Troisièmement, un développement arabe de l’arme nucléaire ferait perdre de sa portée à l’arsenal conventionnel d’Israël dans des confrontations militaires futures. Ce serait aussi dommageable pour de nombreuses institutions israéliennes de sécurité dont les réussites sont devenues légendaires, en particulier le Mossad, actuellement chargé de saper les tentatives arabes de développement de l’arme nucléaire. Cette mission est basée sur le principe de Menachem Begin établi à la suite du bombardement en 1981 du réacteur nucléaire iraquien, et selon lequel Israël est dans l’obligation d’empêcher, par tous moyens, des « Etats ennemis » de disposer de l’arme nucléaire, y compris en attaquant des installations soupçonnées d’intégrer des plans futurs pour développer l’arme nucléaire.
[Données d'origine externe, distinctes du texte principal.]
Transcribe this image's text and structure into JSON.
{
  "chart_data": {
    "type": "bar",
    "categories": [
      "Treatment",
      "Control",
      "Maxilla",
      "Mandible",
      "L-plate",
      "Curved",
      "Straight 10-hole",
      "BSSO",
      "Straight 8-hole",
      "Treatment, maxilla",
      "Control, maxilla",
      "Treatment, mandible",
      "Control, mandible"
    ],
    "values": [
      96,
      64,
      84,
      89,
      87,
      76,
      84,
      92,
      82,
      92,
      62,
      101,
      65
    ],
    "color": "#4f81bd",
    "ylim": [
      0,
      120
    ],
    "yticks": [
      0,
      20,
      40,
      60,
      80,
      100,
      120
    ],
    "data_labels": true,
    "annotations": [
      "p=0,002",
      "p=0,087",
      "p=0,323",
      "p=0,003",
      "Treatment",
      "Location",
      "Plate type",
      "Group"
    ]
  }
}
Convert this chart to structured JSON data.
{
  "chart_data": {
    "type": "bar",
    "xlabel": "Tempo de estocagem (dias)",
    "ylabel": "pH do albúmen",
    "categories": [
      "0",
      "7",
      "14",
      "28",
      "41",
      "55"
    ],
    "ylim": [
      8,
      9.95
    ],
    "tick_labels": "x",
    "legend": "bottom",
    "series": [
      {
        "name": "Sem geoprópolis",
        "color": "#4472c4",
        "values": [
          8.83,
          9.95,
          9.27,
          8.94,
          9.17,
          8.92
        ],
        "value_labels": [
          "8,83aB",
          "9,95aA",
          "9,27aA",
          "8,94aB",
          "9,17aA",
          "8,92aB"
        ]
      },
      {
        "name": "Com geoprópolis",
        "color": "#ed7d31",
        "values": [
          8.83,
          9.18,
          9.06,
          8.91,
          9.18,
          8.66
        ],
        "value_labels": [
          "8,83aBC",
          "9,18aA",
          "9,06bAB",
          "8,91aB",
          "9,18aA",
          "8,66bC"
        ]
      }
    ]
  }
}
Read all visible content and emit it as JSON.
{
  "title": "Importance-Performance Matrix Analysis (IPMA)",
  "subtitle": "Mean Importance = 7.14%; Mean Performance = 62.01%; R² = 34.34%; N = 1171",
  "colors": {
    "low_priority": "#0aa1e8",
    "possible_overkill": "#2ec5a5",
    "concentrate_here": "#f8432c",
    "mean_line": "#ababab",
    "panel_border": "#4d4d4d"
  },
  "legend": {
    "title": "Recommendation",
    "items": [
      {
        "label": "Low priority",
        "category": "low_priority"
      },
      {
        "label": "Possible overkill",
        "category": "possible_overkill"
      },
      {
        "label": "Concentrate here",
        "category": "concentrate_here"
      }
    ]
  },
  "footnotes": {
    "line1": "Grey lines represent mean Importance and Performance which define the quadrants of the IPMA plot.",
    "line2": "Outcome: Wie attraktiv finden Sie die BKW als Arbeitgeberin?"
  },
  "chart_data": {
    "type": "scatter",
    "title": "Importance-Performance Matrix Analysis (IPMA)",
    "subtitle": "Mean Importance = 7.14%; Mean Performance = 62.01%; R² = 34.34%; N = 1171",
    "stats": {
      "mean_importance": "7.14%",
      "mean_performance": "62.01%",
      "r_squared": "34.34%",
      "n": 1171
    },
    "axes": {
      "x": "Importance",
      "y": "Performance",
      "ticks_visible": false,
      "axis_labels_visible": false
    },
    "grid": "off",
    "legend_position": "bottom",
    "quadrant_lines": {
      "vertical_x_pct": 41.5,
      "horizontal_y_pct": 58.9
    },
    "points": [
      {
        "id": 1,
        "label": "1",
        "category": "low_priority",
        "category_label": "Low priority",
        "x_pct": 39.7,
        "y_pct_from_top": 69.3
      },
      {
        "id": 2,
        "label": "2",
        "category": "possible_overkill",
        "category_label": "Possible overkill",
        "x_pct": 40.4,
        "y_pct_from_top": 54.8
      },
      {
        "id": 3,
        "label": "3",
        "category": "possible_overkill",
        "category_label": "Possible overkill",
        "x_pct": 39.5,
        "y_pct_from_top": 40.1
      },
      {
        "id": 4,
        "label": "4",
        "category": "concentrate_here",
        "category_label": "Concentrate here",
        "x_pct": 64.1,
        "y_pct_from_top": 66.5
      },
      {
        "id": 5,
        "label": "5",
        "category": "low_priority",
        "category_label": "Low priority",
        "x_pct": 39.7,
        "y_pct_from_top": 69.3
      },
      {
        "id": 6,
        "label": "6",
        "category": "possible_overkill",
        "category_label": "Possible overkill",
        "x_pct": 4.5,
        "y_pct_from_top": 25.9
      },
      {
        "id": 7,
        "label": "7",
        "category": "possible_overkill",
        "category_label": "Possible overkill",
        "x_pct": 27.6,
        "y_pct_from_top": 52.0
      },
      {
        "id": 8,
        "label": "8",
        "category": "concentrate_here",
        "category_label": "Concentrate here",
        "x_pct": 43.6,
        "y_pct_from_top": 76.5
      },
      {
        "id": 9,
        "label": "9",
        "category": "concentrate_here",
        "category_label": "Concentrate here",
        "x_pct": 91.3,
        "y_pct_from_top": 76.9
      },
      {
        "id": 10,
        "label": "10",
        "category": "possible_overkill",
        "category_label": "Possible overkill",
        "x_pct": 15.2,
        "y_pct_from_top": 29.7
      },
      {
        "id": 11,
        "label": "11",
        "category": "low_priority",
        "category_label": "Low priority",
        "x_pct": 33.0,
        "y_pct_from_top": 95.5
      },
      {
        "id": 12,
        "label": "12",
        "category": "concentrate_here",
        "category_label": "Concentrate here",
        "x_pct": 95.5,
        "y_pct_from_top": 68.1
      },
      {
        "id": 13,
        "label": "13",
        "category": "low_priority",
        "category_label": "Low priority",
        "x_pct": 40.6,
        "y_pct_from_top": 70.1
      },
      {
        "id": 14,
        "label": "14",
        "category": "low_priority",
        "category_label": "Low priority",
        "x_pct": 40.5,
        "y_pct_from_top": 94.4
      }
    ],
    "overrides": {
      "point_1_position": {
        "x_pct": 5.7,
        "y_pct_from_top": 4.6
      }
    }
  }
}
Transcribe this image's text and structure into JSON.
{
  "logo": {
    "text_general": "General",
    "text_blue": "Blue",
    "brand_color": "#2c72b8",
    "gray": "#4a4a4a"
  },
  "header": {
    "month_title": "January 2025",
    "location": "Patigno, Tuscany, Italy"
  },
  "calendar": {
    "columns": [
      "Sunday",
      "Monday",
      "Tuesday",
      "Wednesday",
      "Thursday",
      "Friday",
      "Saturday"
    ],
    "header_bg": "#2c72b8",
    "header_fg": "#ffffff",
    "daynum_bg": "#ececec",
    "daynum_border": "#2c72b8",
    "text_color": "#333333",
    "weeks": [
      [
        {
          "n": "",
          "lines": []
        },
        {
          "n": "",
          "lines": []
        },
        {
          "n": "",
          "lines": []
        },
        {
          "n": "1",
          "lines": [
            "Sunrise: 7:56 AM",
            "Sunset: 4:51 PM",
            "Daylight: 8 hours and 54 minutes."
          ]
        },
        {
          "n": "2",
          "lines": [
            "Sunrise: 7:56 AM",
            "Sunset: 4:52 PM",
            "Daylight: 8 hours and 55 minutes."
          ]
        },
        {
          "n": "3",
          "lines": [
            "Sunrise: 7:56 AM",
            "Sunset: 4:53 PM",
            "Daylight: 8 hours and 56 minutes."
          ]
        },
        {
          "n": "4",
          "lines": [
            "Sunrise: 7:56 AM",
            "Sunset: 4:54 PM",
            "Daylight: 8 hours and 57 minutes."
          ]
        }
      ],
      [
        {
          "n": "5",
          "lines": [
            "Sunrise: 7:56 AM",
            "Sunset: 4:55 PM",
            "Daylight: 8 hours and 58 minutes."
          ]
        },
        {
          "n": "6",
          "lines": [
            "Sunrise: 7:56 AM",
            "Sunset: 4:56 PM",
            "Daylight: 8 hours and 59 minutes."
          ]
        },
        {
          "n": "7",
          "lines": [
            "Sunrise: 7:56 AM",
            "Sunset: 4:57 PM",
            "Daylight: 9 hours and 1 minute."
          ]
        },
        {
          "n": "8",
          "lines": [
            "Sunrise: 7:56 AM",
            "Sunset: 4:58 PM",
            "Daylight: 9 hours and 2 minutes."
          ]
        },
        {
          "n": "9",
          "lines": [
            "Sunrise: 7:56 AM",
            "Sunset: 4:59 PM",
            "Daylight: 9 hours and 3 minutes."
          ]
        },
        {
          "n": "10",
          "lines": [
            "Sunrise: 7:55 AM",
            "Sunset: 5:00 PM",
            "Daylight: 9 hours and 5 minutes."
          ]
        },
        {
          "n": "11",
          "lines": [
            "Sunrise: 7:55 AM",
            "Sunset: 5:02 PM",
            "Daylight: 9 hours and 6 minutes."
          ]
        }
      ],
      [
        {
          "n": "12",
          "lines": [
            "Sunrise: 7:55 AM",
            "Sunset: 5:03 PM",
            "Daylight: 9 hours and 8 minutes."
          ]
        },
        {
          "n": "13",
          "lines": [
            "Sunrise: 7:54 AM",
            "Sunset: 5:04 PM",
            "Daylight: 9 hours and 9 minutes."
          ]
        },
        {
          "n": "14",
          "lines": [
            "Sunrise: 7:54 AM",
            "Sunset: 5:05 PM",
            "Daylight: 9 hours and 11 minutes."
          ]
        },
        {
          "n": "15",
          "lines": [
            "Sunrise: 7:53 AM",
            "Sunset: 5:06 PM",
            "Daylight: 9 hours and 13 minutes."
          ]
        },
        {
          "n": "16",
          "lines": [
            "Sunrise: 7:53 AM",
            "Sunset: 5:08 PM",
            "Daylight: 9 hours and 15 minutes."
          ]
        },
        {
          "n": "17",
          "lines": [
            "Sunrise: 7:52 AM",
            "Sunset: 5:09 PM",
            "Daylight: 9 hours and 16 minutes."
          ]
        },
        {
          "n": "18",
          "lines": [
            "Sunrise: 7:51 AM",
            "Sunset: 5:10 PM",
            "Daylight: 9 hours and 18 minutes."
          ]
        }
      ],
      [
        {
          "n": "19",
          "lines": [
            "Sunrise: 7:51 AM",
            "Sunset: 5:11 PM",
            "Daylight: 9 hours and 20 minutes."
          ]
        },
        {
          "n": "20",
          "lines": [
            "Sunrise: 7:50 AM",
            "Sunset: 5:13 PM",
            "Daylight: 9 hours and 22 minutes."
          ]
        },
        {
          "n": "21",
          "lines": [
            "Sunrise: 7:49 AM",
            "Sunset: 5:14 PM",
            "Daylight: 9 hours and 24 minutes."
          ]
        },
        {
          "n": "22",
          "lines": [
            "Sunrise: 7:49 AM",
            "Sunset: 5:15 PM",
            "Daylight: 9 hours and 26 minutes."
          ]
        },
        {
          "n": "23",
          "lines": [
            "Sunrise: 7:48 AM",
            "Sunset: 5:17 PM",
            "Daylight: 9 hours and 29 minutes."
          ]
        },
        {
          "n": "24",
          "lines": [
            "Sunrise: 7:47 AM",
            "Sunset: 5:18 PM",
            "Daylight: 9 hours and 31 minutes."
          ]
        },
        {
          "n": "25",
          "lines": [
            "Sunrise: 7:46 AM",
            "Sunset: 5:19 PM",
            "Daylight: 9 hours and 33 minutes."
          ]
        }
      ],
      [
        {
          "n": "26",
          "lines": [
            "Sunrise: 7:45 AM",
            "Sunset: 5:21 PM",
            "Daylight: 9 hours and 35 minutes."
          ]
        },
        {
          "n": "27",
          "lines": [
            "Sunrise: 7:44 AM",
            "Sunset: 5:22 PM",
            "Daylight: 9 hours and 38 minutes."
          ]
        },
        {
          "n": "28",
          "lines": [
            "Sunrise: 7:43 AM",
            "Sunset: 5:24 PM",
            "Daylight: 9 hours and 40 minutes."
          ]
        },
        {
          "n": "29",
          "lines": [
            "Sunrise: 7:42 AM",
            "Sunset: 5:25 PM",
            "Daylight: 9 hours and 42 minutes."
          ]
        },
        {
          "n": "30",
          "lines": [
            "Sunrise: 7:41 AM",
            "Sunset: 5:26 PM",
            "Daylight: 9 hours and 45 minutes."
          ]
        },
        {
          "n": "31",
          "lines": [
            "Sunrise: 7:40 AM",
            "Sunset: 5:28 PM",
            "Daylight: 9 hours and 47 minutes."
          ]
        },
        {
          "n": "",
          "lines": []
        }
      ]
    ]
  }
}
En plus, Israël serait économiquement mis à l’épreuve par la nécessité d’affecter un budget important à la construction d’abris et d’installations pour répondre aux effets d’une guerre où l’arme nucléaire serait utilisée. Malgré le coût de construction exorbitant de tels abris, le gouvernement israélien y serait contraint pour rassurer ses habitants et les convaincre de rester. Il sait à quel point l’opinion serait terrifiée si des Arabes et des musulmans possédaient l’arme nucléaire et que cela pourrait entraîner un exode massif hors d’Israël.
Et enfin, une grande partie de l’élite d’Israël estime que le développement de l’arme nucléaire mettrait un terme, pour de bon, au plus important pilier du projet sioniste, l’immigration juive en Palestine. Si on sait qu’un large pourcentage de juifs vivant en Palestine veut partir, il est quasiment certain que l’immigration juive vers la Palestine cesserait.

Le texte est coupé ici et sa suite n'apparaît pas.